Configuration Reference
Klag is configured via src/main/resources/application.properties, an external config
file, or environment variables. Resolution order is classpath → external file → env
vars (env vars win).
Application
Section titled “Application”| Variable | Default | Description |
|---|---|---|
HTTP_PORT | 8888 | HTTP server port. |
KAFKA_HEALTH_CHECK_INTERVAL_MS | 30000 | Health-check interval. |
VERTX_USE_VIRTUAL_THREADS | false | Use virtual threads. |
| Variable | Default | Description |
|---|---|---|
KAFKA_BOOTSTRAP_SERVERS | localhost:9092 | Broker addresses. |
KAFKA_REQUEST_TIMEOUT_MS | 30000 | Request timeout. |
KAFKA_CHUNK_COUNT | 1 | Split offset requests into N batches. |
KAFKA_CHUNK_DELAY_MS | 0 | Delay (ms) between batches. |
For SASL/SSL, set KAFKA_SECURITY_PROTOCOL, KAFKA_SASL_MECHANISM, and
KAFKA_SASL_JAAS_CONFIG. See Installation.
Metrics
Section titled “Metrics”| Variable | Default | Description |
|---|---|---|
METRICS_REPORTER | none | none, prometheus, datadog, or otlp. |
METRICS_INTERVAL_MS | 60000 | How often to collect metrics. |
METRICS_GROUP_FILTER | * | Comma-separated glob include patterns. |
METRICS_GROUP_EXCLUDE | (empty) | Comma-separated glob exclude patterns. |
METRICS_JVM_ENABLED | false | Export JVM metrics. |
LAG_TREND_DEADBAND_MSG_PER_SEC | 1.0 | STABLE band for the MCP lag-trend classifier. |
A group is monitored iff it matches any include segment and no exclude segment.
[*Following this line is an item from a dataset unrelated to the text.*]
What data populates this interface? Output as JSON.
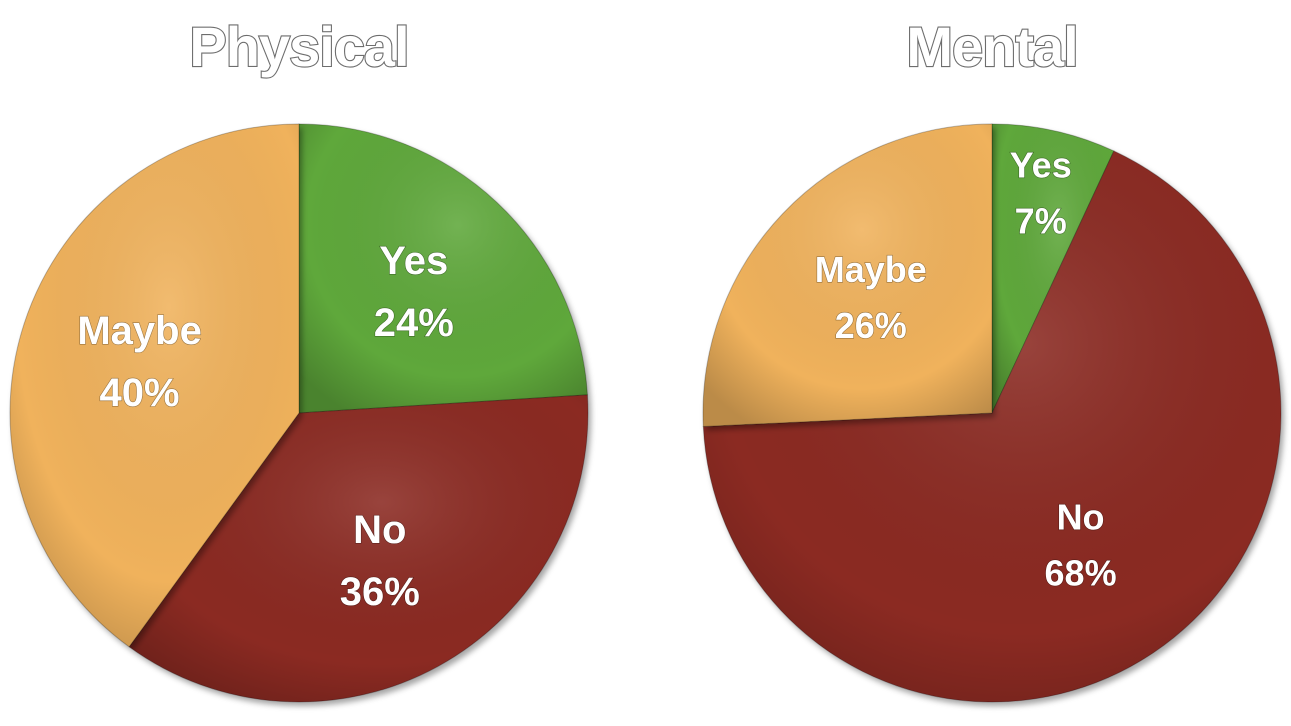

See Group Filtering.
Hot partition detection
Section titled “Hot partition detection”| Variable | Default | Description |
|---|---|---|
HOT_PARTITION_ENABLED | true | Enable hot-partition detection. |
HOT_PARTITION_SIGMA_MULTIPLIER | 2.0 | Std-devs for the outlier threshold. |
HOT_PARTITION_MIN_PARTITIONS | 3 | Min partitions per topic for detection. |
HOT_PARTITION_MIN_SAMPLES | 3 | Min samples for throughput calc. |
HOT_PARTITION_BUFFER_SIZE | 20 | Samples retained per partition. |
Time-based lag estimation
Section titled “Time-based lag estimation”| Variable | Default | Description |
|---|---|---|
TIME_LAG_ENABLED | true | Enable time-based lag estimation. |
TIME_LAG_MIN_MESSAGES | 100 | Min lag messages for time-to-close estimates. |
TIME_LAG_INTERPOLATION_BUFFER_SIZE | 60 | Offset/timestamp points per partition. |
TIME_LAG_STALE_PRODUCER_THRESHOLD_MS | 180000 | Time before a producer is considered stale. |
MCP (AI agent access)
Section titled “MCP (AI agent access)”| Variable | Default | Description |
|---|---|---|
MCP_ENABLED | false | Expose the /mcp endpoint (opt-in). |
MCP_AUTH_TOKEN | (empty) | Require Authorization: Bearer <token> when set. |
MCP_PATH | /mcp | HTTP path of the MCP endpoint. |
See MCP Endpoint for details.
OTLP (when METRICS_REPORTER=otlp)
Section titled “OTLP (when METRICS_REPORTER=otlp)”Standard OpenTelemetry variables:
| Variable | Description |
|---|---|
OTEL_EXPORTER_OTLP_ENDPOINT | Base endpoint (e.g. http://localhost:4318). |
OTEL_EXPORTER_OTLP_METRICS_ENDPOINT | Metrics-specific endpoint (overrides base). |
OTEL_EXPORTER_OTLP_HEADERS | Auth headers (key1=value1,key2=value2). |
OTEL_EXPORTER_OTLP_METRICS_HEADERS | Metrics-specific headers. |
OTEL_METRIC_EXPORT_INTERVAL | Export interval (ms), default 60000. |
OTEL_SERVICE_NAME | Service name, default klag. |
OTEL_RESOURCE_ATTRIBUTES | Additional resource attributes. |
Custom variables (override OTEL_*): OTLP_ENDPOINT, OTLP_STEP_MS,
OTLP_HEADERS, OTLP_RESOURCE_ATTRIBUTES. Protocol is HTTP only (port 4318);
temporality is cumulative. See OTLP & Grafana Cloud.
Logging
Section titled “Logging”LOG_LEVEL, LOG_LEVEL_KLAG, LOG_LEVEL_KAFKA, LOG_LEVEL_HEALTH,
LOG_LEVEL_METRICS set per-area log levels.